Unglaubsam, eigentlich

Ich kam durch einen kurzen Beitrag auf B5 Aktuell drauf, auf diesen Preis. Der Ig-Nobelpreis (»ignoble« = unwürdig, schmachvoll, schändlich), der manchmal auch als Anti-Nobelpreis bezeichnet wird – was so nicht ganz stimmt -, wird in diesen Tagen verliehen, und ist ein satirischer Preis, der für »unnütze, unwichtige oder skurrile wissenschaftliche Arbeiten verliehen wird«. Es gibt unter https://de.wikipedia.org/wiki/Ig-Nobelpreis einen interessanten Beitrag zu diesem Preis, der schon freudige Spannung auf mehr erzeugt.

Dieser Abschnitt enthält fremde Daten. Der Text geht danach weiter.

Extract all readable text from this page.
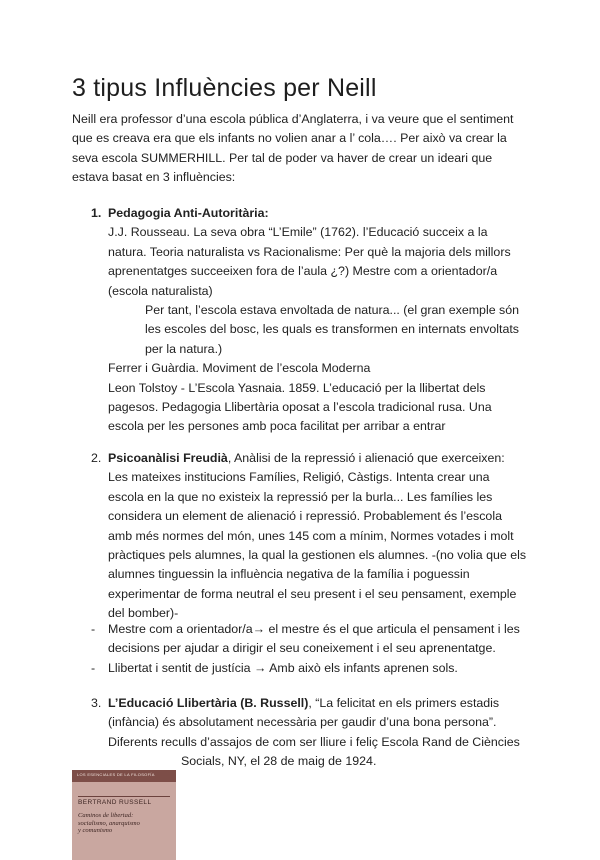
3 tipus Influències per Neill

Neill era professor d’una escola pública d’Anglaterra, i va veure que el sentiment que es creava era que els infants no volien anar a l’ cola…. Per això va crear la seva escola SUMMERHILL. Per tal de poder va haver de crear un ideari que estava basat en 3 influències:

1. Pedagogia Anti-Autoritària:

J.J. Rousseau. La seva obra “L’Emile” (1762). l’Educació succeix a la natura. Teoria naturalista vs Racionalisme: Per què la majoria dels millors aprenentatges succeeixen fora de l’aula ¿?) Mestre com a orientador/a (escola naturalista)

Per tant, l’escola estava envoltada de natura... (el gran exemple són les escoles del bosc, les quals es transformen en internats envoltats per la natura.)

Ferrer i Guàrdia. Moviment de l’escola Moderna

Leon Tolstoy - L’Escola Yasnaia. 1859. L’educació per la llibertat dels pagesos. Pedagogia Llibertària oposat a l’escola tradicional rusa. Una escola per les persones amb poca facilitat per arribar a entrar

2. Psicoanàlisi Freudià, Anàlisi de la repressió i alienació que exerceixen: Les mateixes institucions Famílies, Religió, Càstigs. Intenta crear una escola en la que no existeix la repressió per la burla... Les famílies les considera un element de alienació i repressió. Probablement és l’escola amb més normes del món, unes 145 com a mínim, Normes votades i molt pràctiques pels alumnes, la qual la gestionen els alumnes. -(no volia que els alumnes tinguessin la influència negativa de la família i poguessin experimentar de forma neutral el seu present i el seu pensament, exemple del bomber)-

- Mestre com a orientador/a→ el mestre és el que articula el pensament i les decisions per ajudar a dirigir el seu coneixement i el seu aprenentatge.

- Llibertat i sentit de justícia → Amb això els infants aprenen sols.

3. L’Educació Llibertària (B. Russell), “La felicitat en els primers estadis (infància) és absolutament necessària per gaudir d’una bona persona”. Diferents reculls d’assajos de com ser lliure i feliç Escola Rand de Ciències

Socials, NY, el 28 de maig de 1924.

LOS ESENCIALES DE LA FILOSOFÍA
BERTRAND RUSSELL
Caminos de libertad:
socialismo, anarquismo
y comunismo
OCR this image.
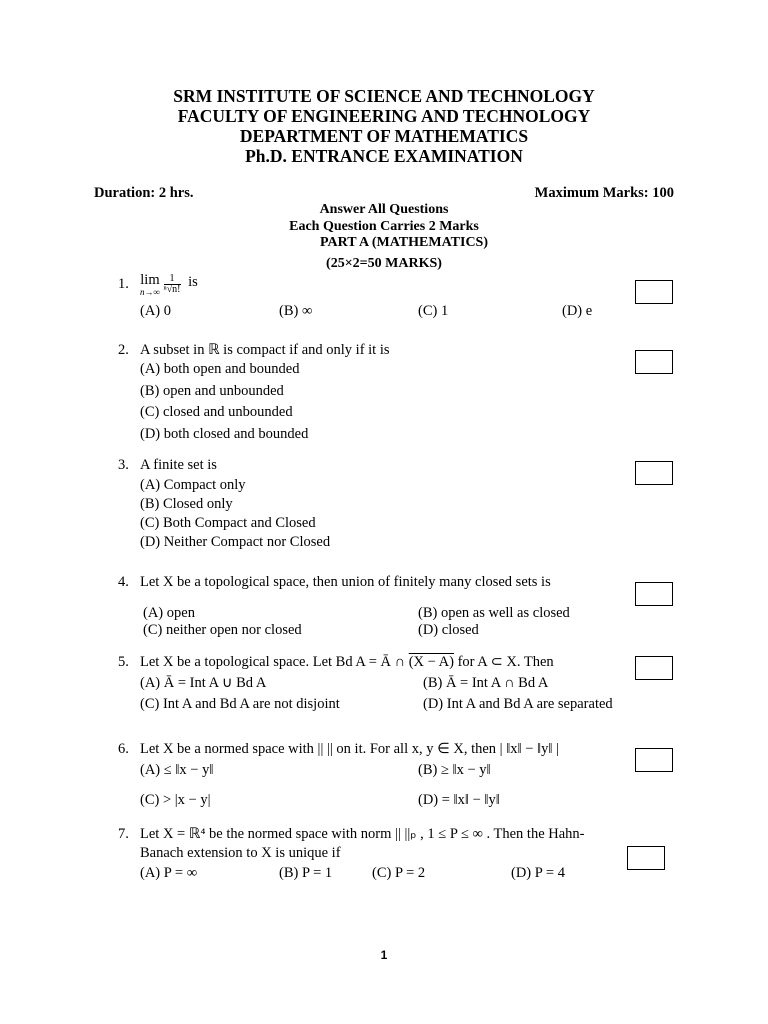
SRM INSTITUTE OF SCIENCE AND TECHNOLOGY
FACULTY OF ENGINEERING AND TECHNOLOGY
DEPARTMENT OF MATHEMATICS
Ph.D. ENTRANCE EXAMINATION
Duration: 2 hrs.	Maximum Marks: 100
Answer All Questions
Each Question Carries 2 Marks
PART A (MATHEMATICS)
(25×2=50 MARKS)
1. lim
n→∞
$\frac{1}{\text{ⁿ√n!}}$ is
(A) 0	(B) ∞	(C) 1	(D) e
2. A subset in ℝ is compact if and only if it is
(A) both open and bounded
(B) open and unbounded
(C) closed and unbounded
(D) both closed and bounded
3. A finite set is
(A) Compact only
(B) Closed only
(C) Both Compact and Closed
(D) Neither Compact nor Closed
4. Let X be a topological space, then union of finitely many closed sets is
(A) open	(B) open as well as closed
(C) neither open nor closed	(D) closed
5. Let X be a topological space. Let Bd A = Ā ∩ (X − A) for A ⊂ X. Then
(A) Ā = Int A ∪ Bd A	(B) Ā = Int A ∩ Bd A
(C) Int A and Bd A are not disjoint	(D) Int A and Bd A are separated
6. Let X be a normed space with || || on it. For all x, y ∈ X, then | ‖x‖ − ‖y‖ |
(A) ≤ ‖x − y‖	(B) ≥ ‖x − y‖
(C) > |x − y|	(D) = ‖x‖ − ‖y‖
7. Let X = ℝ⁴ be the normed space with norm || ||ₚ , 1 ≤ P ≤ ∞ . Then the Hahn-
Banach extension to X is unique if
(A) P = ∞	(B) P = 1	(C) P = 2	(D) P = 4
1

Zum Beispiel auf die Preisträger des Jahres 2010, die am 30. September geehrt wurden:

  • Ingenieurwesen: Karina Acevedo-Whitehouse und Agnes Rocha-Gosselin von der Zoologischen Gesellschaft London (Vereinigtes Königreich) und Diane Gendron vom Instituto Politecnico Nacional, Baja California Sur (Mexiko) für die Perfektionierung einer Methode, mit Hilfe eines ferngesteuerten Helikopters Wal-Rotz zu sammeln.
  • Medizin: Simon Rietveld von der Universität Amsterdam (Niederlande) und Ilja van Beest von der Universität Tilburg (Niederlande) für die Entdeckung, dass Asthmasymptome mit einer Achterbahnfahrt behandelt werden können.
  • Transportplanung: Toshiyuki Nakagaki, Atsushi Tero, Seiji Takagi, Tetsu Saigusa, Kentaro Ito, Kenji Yumiki, Ryo Kobayashi aus Japan, sowie Dan Bebber und Mark Fricker aus Großbritannien, für die Verwendung von Schleimpilzen, um die optimale Route für Eisenbahnschienen zu bestimmen.
  • Physik: Lianne Parkin, Sheila Williams und Patricia Priest von der University of Otago (Neuseeland) für die Demonstration, dass, auf vereisten Fußwegen im Winter, die Leute seltener ausgleiten und hinfallen, wenn sie Socken über den Schuhen tragen.
  • Frieden: Richard Stephens, John Atkins und Andrew Kingston von der Keele University (Vereinigtes Königreich) für die Bestätigung der weit verbreiteten Annahme, dass Fluchen Schmerzen lindert.
  • Gesundheit: Manuel Barbeito, Charles Mathews und Larry Taylor vom Industrial Health and Safety Office, Fort Detrick, Maryland (USA) für den Beweis per Experiment, dass Mikroben sich an bärtige Wissenschaftler klammern.
  • Ökonomie: Die Führungskräfte und Direktoren von Goldman Sachs, AIG, Lehman Brothers, Bear Stearns, Merrill Lynch und Magnetar für die Schaffung und Förderung neuer Möglichkeiten, Geld zu investieren — Wege zur Maximierung des finanziellen Gewinns und zur Minimierung des finanziellen Risikos für die Weltwirtschaft oder einen Teil davon.
  • Chemie: Eric Adams vom MIT, Scott Socolofsky von der Texas A&M University, Stephen Masutani von der University of Hawaii und BP für die Widerlegung des alten Glaubens, dass Öl und Wasser sich nicht mischen.
  • Management: Alessandro Pluchino, Andrea Rapisarda und Cesare Garofalo von der Universität von Catania (Italien) für den mathematischen Nachweis, dass Organisationen effizienter wären, wenn sie Mitarbeiter nach dem Zufallsprinzip beförderten. Siehe: Peter-Prinzip.
  • Biologie: Libiao Zhang, Min Tan, Guangjian Zhu, Jianping Ye, Tiyu Hong, Shanyi Zhou und Shuyi Zhang aus China und Gareth Jones von der University of Bristol (Vereinigtes Königreich) für die wissenschaftliche Dokumentation von Oralverkehr bei Fruchtfledermäusen.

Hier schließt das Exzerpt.